Le "scandale" des grossesses mortelles

le 07 avril 2005 à 07h00 , mis à jour le 07 avril 2005 à 09h50

La Journée mondiale de la santé, qui se tient ce jeudi, est consacrée à la santé de la mère et de l'enfant. Par manque de soins et d'hygiène, plus d'un million de femmes enceintes et de nourrissons meurent chaque année, dénonce l'OMS.

femme enceinte ventre grossesse (DR) © INTERNE

Plus d'un demi million de mères meurent chaque année dans le monde pendant leur grossesse ou leur accouchement.

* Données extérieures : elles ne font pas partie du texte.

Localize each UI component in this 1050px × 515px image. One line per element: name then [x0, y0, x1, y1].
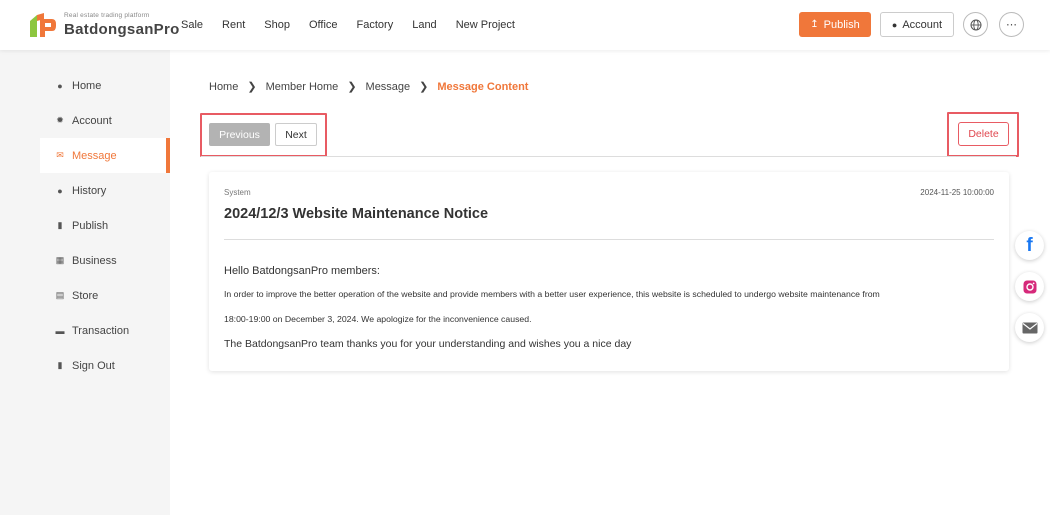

Un "scandale" dénoncé jeudi par l'Organisation mondiale de la santé (OMS) dans son rapport annuel sur la santé dans le monde. Le document est publié à l’occasion de la Journée mondiale de la Santé, consacrée cette année à la santé de la mère et de l’enfant.

Sur un total mondial de 136 millions de naissances par an, moins des deux tiers des femmes des pays en développement accouchent avec l'aide d'une personne qualifiée. Dans les pays les moins avancés, particulièrement en Afrique sub-saharienne, la proportion tombe à moins d'un tiers, indique le Dr. Marie-Paule Kieny, directrice du département de la santé familiale à l'OMS. Et de rappeler que deux heures d'hémorragie post-natale peuvent suffire à entraîner la mort. "On sait ce qu'il faut faire pour éviter cette hécatombe, les interventions sont simples et peu coûteuses, ajoute la spécialiste. Il faudrait que les femmes enceintes se nourrissent correctement et évitent les travaux pénibles."

Outre 530.000 mères, 4 millions de nouveau-nés meurent chaque année avant leur 28e jour, souvent de causes banales comme le manque d'hygiène. "Il faudrait que les enfants soient lavés, réchauffés et nourris au sein dans l'heure qui suit leur naissance", pointe le docteur Kieny.

Retard et régressions

La communauté internationale s'est engagée en l'an 2000 à réduire la mortalité maternelle des trois-quarts et la mortalité des enfants des deux tiers avant 2015. "Au rythme actuel, certaines parties du monde n'atteindront pas ces objectifs avant 150 ans", a estimé le Dr David Aitken, un des directeurs de l'OMS. "Nous ne devons pas permettre cela". Dans les 75 pays où la situation est la plus grave, il faudrait investir au total 9 milliards de dollars par an dans les dix années qui viennent pour atteindre les objectifs de développement du millénaire, voire les dépasser.

La situation sanitaire des mères et des nouveau-nés stagne en Afghanistan, en Angola, au Burkina Faso ou en République démocratique du Congo. D'autres pays, où des progrès avaient été enregistrés, sont désormais en régression, comme le Rwanda, le Kenya, le Turkmenistan, la Zambie ou le Zimbabwe. Ces revers sont souvent liés à une situation politique difficile qui entraîne un effondrement du système de santé, selon l'OMS.